Alessandra: Ci sono state settimane lunghissime in cui ascoltavo Hai paura del buio, dalla mattina alla sera. Quando ci hanno chiesto di fare “Elymania” c’è stato prima un momento di confusione, poi di trauma. L’abbiamo rifatta a modo nostro, stuprandola per la gioia dei fan. Manuel Agnelli e Xabier Iriondo si sono complimentati per la nostra versione. È stato un bel bagno di entusiasmo, felicità e autostima.
Sono stati loro quindi a contattare voi, come è avvenuto l’avvicinamento?

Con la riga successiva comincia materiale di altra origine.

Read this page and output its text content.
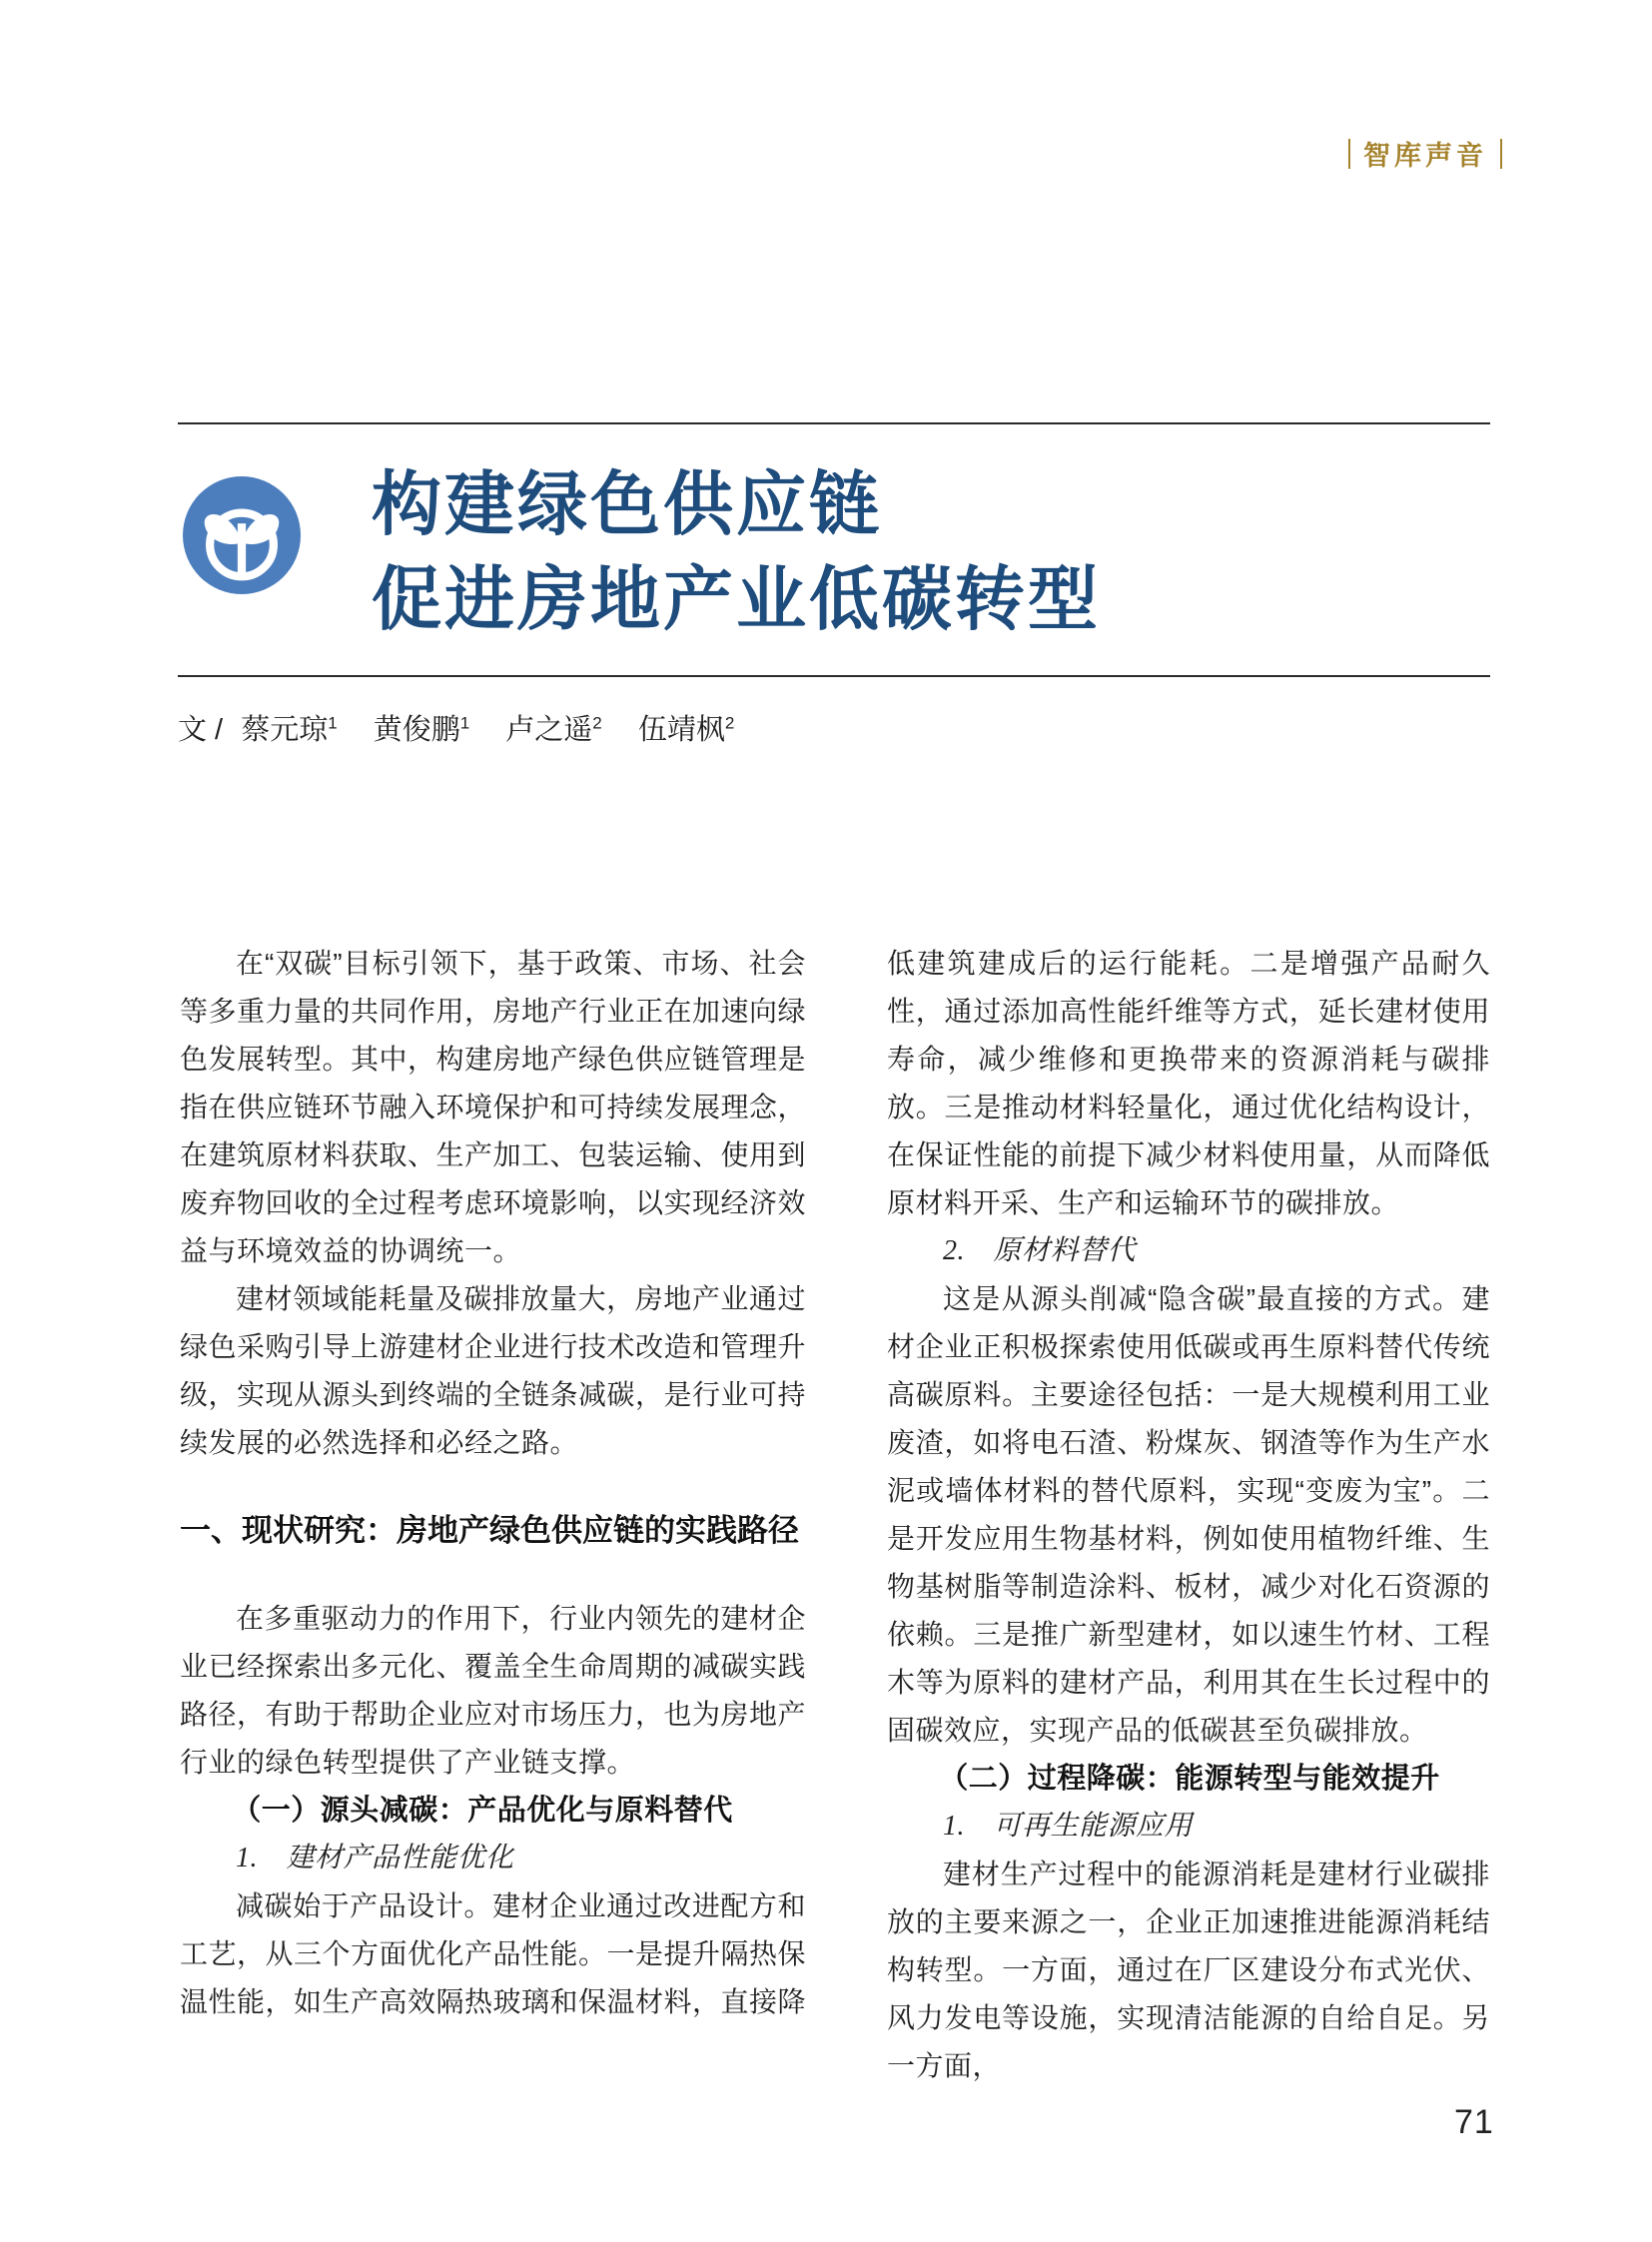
智库声音
构建绿色供应链
促进房地产业低碳转型
文 / 蔡元琼$^1$ 黄俊鹏$^1$ 卢之遥$^2$ 伍靖枫$^2$

在“双碳”目标引领下，基于政策、市场、社会等多重力量的共同作用，房地产行业正在加速向绿色发展转型。其中，构建房地产绿色供应链管理是指在供应链环节融入环境保护和可持续发展理念，在建筑原材料获取、生产加工、包装运输、使用到废弃物回收的全过程考虑环境影响，以实现经济效益与环境效益的协调统一。

建材领域能耗量及碳排放量大，房地产业通过绿色采购引导上游建材企业进行技术改造和管理升级，实现从源头到终端的全链条减碳，是行业可持续发展的必然选择和必经之路。

一、现状研究：房地产绿色供应链的实践路径

在多重驱动力的作用下，行业内领先的建材企业已经探索出多元化、覆盖全生命周期的减碳实践路径，有助于帮助企业应对市场压力，也为房地产行业的绿色转型提供了产业链支撑。

（一）源头减碳：产品优化与原料替代
1.　建材产品性能优化

减碳始于产品设计。建材企业通过改进配方和工艺，从三个方面优化产品性能。一是提升隔热保温性能，如生产高效隔热玻璃和保温材料，直接降

低建筑建成后的运行能耗。二是增强产品耐久性，通过添加高性能纤维等方式，延长建材使用寿命，减少维修和更换带来的资源消耗与碳排放。三是推动材料轻量化，通过优化结构设计，在保证性能的前提下减少材料使用量，从而降低原材料开采、生产和运输环节的碳排放。

2.　原材料替代

这是从源头削减“隐含碳”最直接的方式。建材企业正积极探索使用低碳或再生原料替代传统高碳原料。主要途径包括：一是大规模利用工业废渣，如将电石渣、粉煤灰、钢渣等作为生产水泥或墙体材料的替代原料，实现“变废为宝”。二是开发应用生物基材料，例如使用植物纤维、生物基树脂等制造涂料、板材，减少对化石资源的依赖。三是推广新型建材，如以速生竹材、工程木等为原料的建材产品，利用其在生长过程中的固碳效应，实现产品的低碳甚至负碳排放。

（二）过程降碳：能源转型与能效提升
1.　可再生能源应用

建材生产过程中的能源消耗是建材行业碳排放的主要来源之一，企业正加速推进能源消耗结构转型。一方面，通过在厂区建设分布式光伏、风力发电等设施，实现清洁能源的自给自足。另一方面，

71
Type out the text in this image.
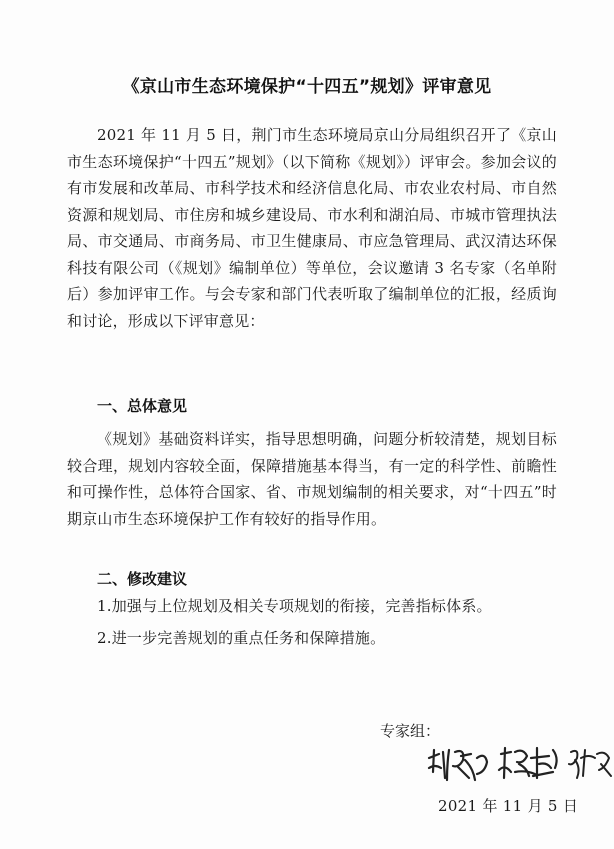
《京山市生态环境保护“十四五”规划》评审意见
2021 年 11 月 5 日，荆门市生态环境局京山分局组织召开了《京山市生态环境保护“十四五”规划》（以下简称《规划》）评审会。参加会议的有市发展和改革局、市科学技术和经济信息化局、市农业农村局、市自然资源和规划局、市住房和城乡建设局、市水利和湖泊局、市城市管理执法局、市交通局、市商务局、市卫生健康局、市应急管理局、武汉清达环保科技有限公司（《规划》编制单位）等单位，会议邀请 3 名专家（名单附后）参加评审工作。与会专家和部门代表听取了编制单位的汇报，经质询和讨论，形成以下评审意见：
一、总体意见
《规划》基础资料详实，指导思想明确，问题分析较清楚，规划目标较合理，规划内容较全面，保障措施基本得当，有一定的科学性、前瞻性和可操作性，总体符合国家、省、市规划编制的相关要求，对“十四五”时期京山市生态环境保护工作有较好的指导作用。
二、修改建议
1.加强与上位规划及相关专项规划的衔接，完善指标体系。
2.进一步完善规划的重点任务和保障措施。
专家组：
2021 年 11 月 5 日
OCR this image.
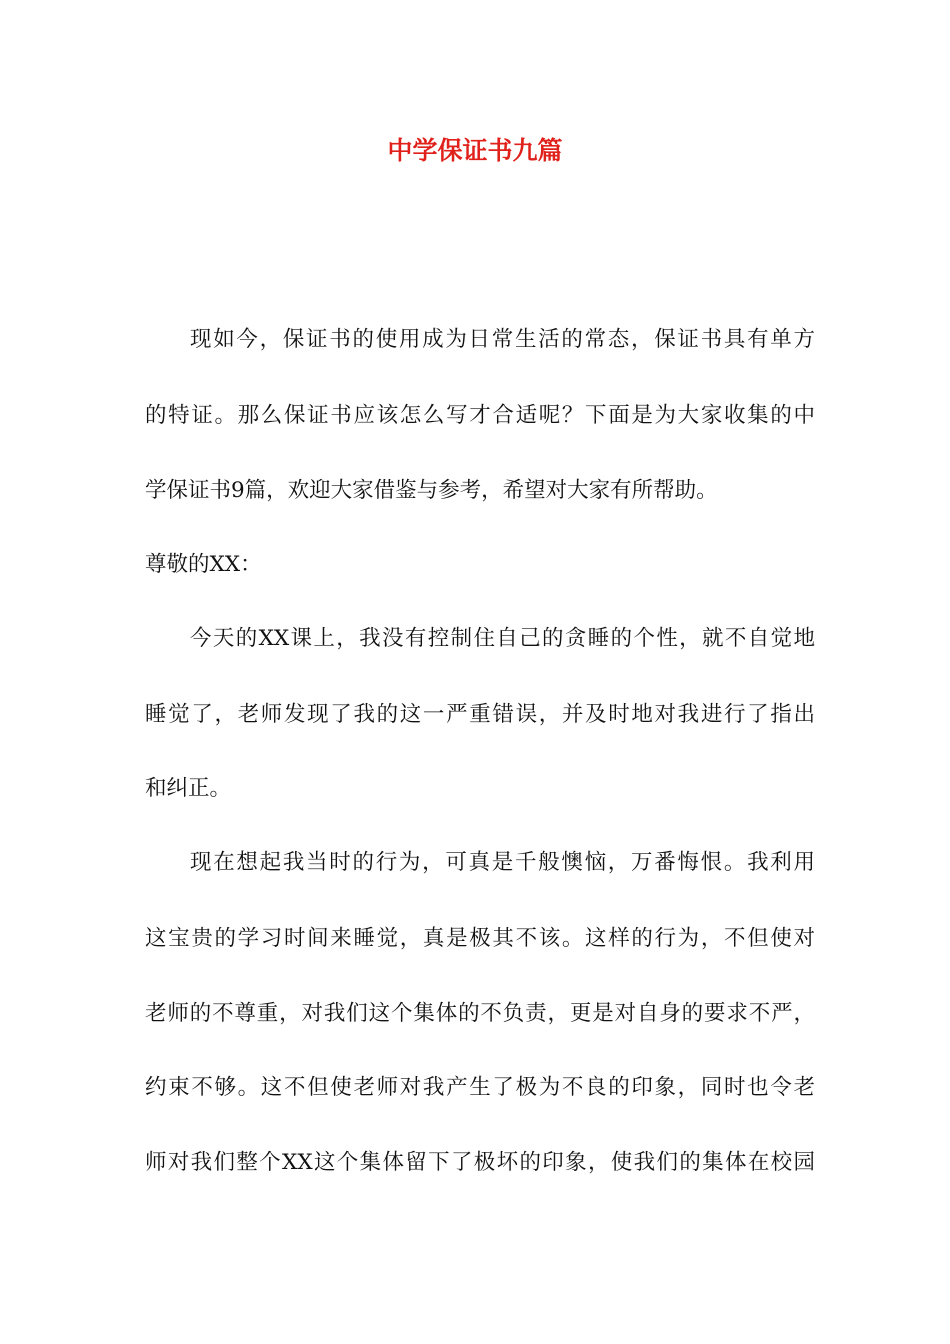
中学保证书九篇

现如今，保证书的使用成为日常生活的常态，保证书具有单方

的特证。那么保证书应该怎么写才合适呢？下面是为大家收集的中

学保证书9篇，欢迎大家借鉴与参考，希望对大家有所帮助。

尊敬的XX：

今天的XX课上，我没有控制住自己的贪睡的个性，就不自觉地

睡觉了，老师发现了我的这一严重错误，并及时地对我进行了指出

和纠正。

现在想起我当时的行为，可真是千般懊恼，万番悔恨。我利用

这宝贵的学习时间来睡觉，真是极其不该。这样的行为，不但使对

老师的不尊重，对我们这个集体的不负责，更是对自身的要求不严，

约束不够。这不但使老师对我产生了极为不良的印象，同时也令老

师对我们整个XX这个集体留下了极坏的印象，使我们的集体在校园
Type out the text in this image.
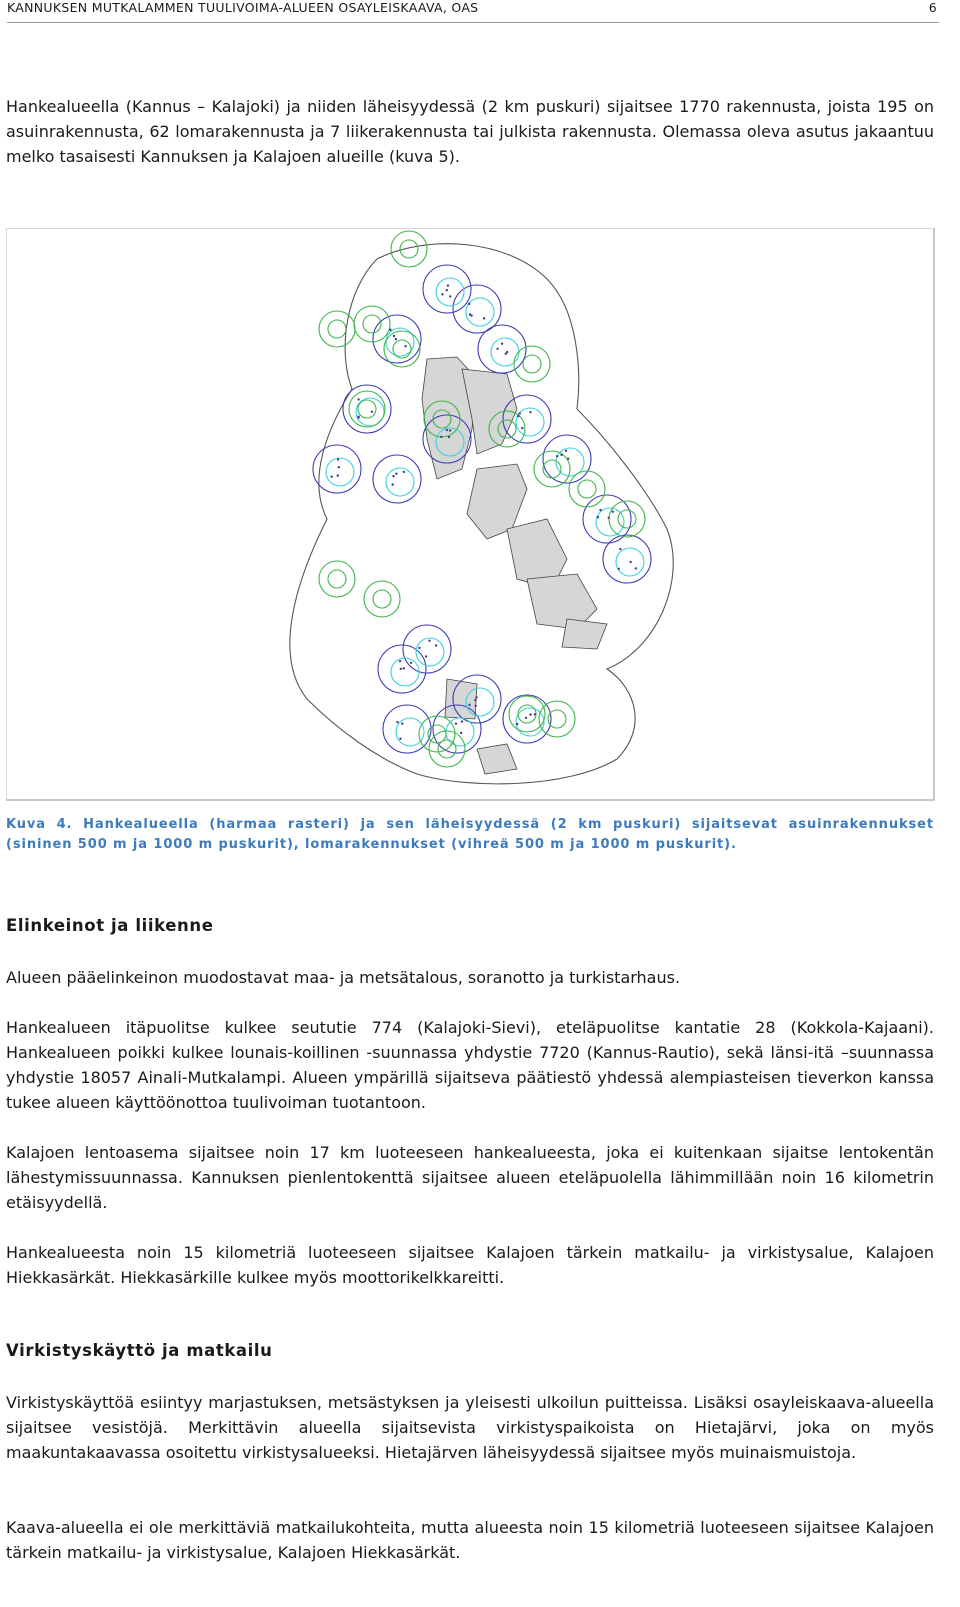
KANNUKSEN MUTKALAMMEN TUULIVOIMA-ALUEEN OSAYLEISKAAVA, OAS	6

Hankealueella (Kannus – Kalajoki) ja niiden läheisyydessä (2 km puskuri) sijaitsee 1770 rakennusta, joista 195 on asuinrakennusta, 62 lomarakennusta ja 7 liikerakennusta tai julkista rakennusta. Olemassa oleva asutus jakaantuu melko tasaisesti Kannuksen ja Kalajoen alueille (kuva 5).

Kuva 4. Hankealueella (harmaa rasteri) ja sen läheisyydessä (2 km puskuri) sijaitsevat asuinrakennukset (sininen 500 m ja 1000 m puskurit), lomarakennukset (vihreä 500 m ja 1000 m puskurit).
Elinkeinot ja liikenne

Alueen pääelinkeinon muodostavat maa- ja metsätalous, soranotto ja turkistarhaus.

Hankealueen itäpuolitse kulkee seututie 774 (Kalajoki-Sievi), eteläpuolitse kantatie 28 (Kokkola-Kajaani). Hankealueen poikki kulkee lounais-koillinen -suunnassa yhdystie 7720 (Kannus-Rautio), sekä länsi-itä –suunnassa yhdystie 18057 Ainali-Mutkalampi. Alueen ympärillä sijaitseva päätiestö yhdessä alempiasteisen tieverkon kanssa tukee alueen käyttöönottoa tuulivoiman tuotantoon.

Kalajoen lentoasema sijaitsee noin 17 km luoteeseen hankealueesta, joka ei kuitenkaan sijaitse lentokentän lähestymissuunnassa. Kannuksen pienlentokenttä sijaitsee alueen eteläpuolella lähimmillään noin 16 kilometrin etäisyydellä.

Hankealueesta noin 15 kilometriä luoteeseen sijaitsee Kalajoen tärkein matkailu- ja virkistysalue, Kalajoen Hiekkasärkät. Hiekkasärkille kulkee myös moottorikelkkareitti.

Virkistyskäyttö ja matkailu

Virkistyskäyttöä esiintyy marjastuksen, metsästyksen ja yleisesti ulkoilun puitteissa. Lisäksi osayleiskaava-alueella sijaitsee vesistöjä. Merkittävin alueella sijaitsevista virkistyspaikoista on Hietajärvi, joka on myös maakuntakaavassa osoitettu virkistysalueeksi. Hietajärven läheisyydessä sijaitsee myös muinaismuistoja.

Kaava-alueella ei ole merkittäviä matkailukohteita, mutta alueesta noin 15 kilometriä luoteeseen sijaitsee Kalajoen tärkein matkailu- ja virkistysalue, Kalajoen Hiekkasärkät.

Carlo: Il nostro produttore in quel periodo stava lavorando con loro alla registrazione di alcuni brani. Non è la persona che spinge in maniera aggressiva, per cui si è limitato a far sentire qualcosa.
Alessandra: Abbiamo incontrato Manuel Agnelli al MEDIMEX. Ci siamo presentati, lui ha scoperto che eravamo la band che aveva vinto il premio PIMI dopo di loro e ha voluto ascoltare qualcosa di nostro.
Carlo: Non è riuscito a sentirci dal vivo perché doveva andare a mangiare i crudi!
Alessandra: Gli sono piaciuti molto i nostri pezzi e ci ha chiesto di fare la versione di “Elymania” e vedere un po’ come andava.
Il 2013 e stato un anno “trionfale” in un certo senso, coronato proprio dalla vittoria al PIMI. Che effetto ha a essere etichettati come band dell’anno?
Carlo: Vale tutto per certi versi meno di quanto si possa credere dall’esterno, non ci è cambiata la vita assolutamente. Dall’altra parte però sono arrivati una serie di attestati di stima che ci hanno dato molta più fiducia. Almeno parlo per noi due, perché Alessandro in quanto imberbe è sicuro della sua grandezza! È stato un anno utile per questo, ci ha dato molta più fiducia nei nostri mezzi, che sciuperemo nel prossimo disco!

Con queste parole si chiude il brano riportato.